Jury finds Pedro Hernandez guilty in murder, kidnapping of Etan Patz
Feb 15 2017
A New York City jury on Tuesday found a former delicatessen worker guilty of murdering Etan Patz, a 6-year-old boy whose disappearance had been one of the highest-profile unsolved cases in the United States for almost 40 years. The case became a cautionary tale for parents, and Etan's picture was put on milk cartons as part of a nascent national movement to find missing children.
Patz was never again seen by his family after he left home to walk to the school bus stop nearby. Prosecutors portrayed Hernandez as the missing piece in a jigsaw puzzle - a man at the right place at the right time who put the body in a dumpster where it would have been trucked to a landfill before Etan's parents ever knew he was missing, and who left NY and sought forgiveness at a religious retreat within weeks of the disappearance. For years, Hernandez's attorneys have said that he has schizophrenia, a mental disorder that includes hallucinations and delusions. But his attorney Harvey Fishbein has said that his mentally ill client made it up and that the evidence points to another suspect in the case.

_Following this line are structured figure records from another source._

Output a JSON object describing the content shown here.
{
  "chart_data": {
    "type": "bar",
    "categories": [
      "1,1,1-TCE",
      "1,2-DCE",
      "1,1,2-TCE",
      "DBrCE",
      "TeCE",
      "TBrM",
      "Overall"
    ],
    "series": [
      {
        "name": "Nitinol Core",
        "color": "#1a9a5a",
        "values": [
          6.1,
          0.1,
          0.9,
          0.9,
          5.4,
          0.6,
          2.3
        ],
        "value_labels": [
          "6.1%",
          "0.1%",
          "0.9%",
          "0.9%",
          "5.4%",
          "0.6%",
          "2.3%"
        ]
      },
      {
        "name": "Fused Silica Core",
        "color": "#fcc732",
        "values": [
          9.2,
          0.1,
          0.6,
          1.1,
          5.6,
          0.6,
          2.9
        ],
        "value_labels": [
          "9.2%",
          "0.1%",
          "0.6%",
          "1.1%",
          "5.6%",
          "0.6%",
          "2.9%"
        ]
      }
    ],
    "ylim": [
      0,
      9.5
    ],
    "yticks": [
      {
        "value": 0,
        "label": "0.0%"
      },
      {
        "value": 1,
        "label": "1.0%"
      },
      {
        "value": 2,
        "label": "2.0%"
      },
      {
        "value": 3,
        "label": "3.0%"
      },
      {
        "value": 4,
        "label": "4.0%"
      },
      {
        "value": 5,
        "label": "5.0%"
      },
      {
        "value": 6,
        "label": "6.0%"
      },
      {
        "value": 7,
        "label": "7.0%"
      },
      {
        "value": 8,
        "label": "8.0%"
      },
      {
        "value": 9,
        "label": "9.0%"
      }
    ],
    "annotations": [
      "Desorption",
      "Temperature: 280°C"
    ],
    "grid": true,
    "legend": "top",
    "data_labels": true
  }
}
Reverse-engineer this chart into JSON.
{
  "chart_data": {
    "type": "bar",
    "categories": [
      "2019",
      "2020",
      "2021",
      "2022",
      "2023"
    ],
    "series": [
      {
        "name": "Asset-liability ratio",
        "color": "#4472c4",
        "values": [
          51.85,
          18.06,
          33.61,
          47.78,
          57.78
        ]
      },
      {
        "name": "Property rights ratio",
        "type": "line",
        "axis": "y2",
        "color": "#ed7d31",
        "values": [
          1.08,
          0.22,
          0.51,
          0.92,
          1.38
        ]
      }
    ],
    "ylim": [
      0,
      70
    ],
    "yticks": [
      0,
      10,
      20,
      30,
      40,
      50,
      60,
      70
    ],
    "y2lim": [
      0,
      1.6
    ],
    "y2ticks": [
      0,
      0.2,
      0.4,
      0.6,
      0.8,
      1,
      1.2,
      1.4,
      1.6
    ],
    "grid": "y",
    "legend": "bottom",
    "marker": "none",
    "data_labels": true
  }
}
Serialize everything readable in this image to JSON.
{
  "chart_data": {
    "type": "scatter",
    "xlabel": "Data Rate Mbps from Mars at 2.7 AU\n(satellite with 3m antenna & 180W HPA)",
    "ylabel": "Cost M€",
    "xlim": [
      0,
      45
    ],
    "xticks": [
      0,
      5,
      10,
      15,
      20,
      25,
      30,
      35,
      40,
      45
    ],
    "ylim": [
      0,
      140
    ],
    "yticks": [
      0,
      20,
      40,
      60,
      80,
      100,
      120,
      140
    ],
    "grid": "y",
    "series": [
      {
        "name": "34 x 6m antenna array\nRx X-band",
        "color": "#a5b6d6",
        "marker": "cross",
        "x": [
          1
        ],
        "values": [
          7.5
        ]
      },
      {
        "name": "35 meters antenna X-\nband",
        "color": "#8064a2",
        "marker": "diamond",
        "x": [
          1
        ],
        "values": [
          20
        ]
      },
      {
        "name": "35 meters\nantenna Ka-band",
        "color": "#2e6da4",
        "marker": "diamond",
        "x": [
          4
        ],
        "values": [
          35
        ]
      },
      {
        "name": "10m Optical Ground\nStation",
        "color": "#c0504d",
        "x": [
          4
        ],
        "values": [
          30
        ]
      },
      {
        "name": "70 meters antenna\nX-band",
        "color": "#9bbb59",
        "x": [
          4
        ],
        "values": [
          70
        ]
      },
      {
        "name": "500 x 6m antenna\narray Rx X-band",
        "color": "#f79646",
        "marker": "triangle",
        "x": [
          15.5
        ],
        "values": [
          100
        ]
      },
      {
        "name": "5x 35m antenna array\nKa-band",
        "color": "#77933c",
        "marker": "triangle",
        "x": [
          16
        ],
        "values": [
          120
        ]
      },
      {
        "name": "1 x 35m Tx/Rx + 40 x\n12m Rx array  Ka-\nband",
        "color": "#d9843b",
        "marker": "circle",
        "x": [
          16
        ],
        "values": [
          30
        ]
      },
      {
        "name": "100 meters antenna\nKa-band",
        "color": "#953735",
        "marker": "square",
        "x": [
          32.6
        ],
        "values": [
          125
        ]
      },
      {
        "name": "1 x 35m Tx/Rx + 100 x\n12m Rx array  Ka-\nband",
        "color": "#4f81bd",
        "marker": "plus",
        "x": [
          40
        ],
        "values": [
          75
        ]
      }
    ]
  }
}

Pedro Hernandez, Patz's accused killer, is on trial for the second time. He said he though the boy was still alive at the time.
Hernandez was an 18-year-old bodega worker in the neighborhood at the time. Hernandez had reportedly told several people that he had killed a young person, though never mentioned Patz by name.
The jury verdict against Pedro Hernandez gave Etan's relatives a resolution they had sought since May 1979 and gave prosecutors a conviction that eluded them when a 2015 jury deadlocked.
During summation in this re-trial, Assistant District Attorney Joan Illuzzi-Orbon played a montage of the defendant's many confessions to police, prosecutors and psychiatric experts since his arrest. He initially confessed that he lured the boy into the store's basement with the promise of a free soda, then strangled him - however, he later retracted his confession.
Pedro Hernandez appears in Manhattan Criminal Court in New York November 15, 2012. Jurors found Hernandez guilty of murder and kidnapping but acquitted him on a second murder charge.
"When he went in front of me, I grabbed his neck and I started to choke him".
But prosecutors suggested Hernandez faked or exaggerated his symptoms.
Defense lawyers and doctors portrayed Hernandez as man with psychological problems and intellectual limitations that not only made him imagine he'd killed Etan but made him susceptible to confessing falsely after more than six hours of questioning.
"The defense threw a lot of theories out there", Castellon said, but they weren't convincing - if compelling enough for jurors to deliberate for nine days.
The holdout juror later said that he believed the confession was coerced.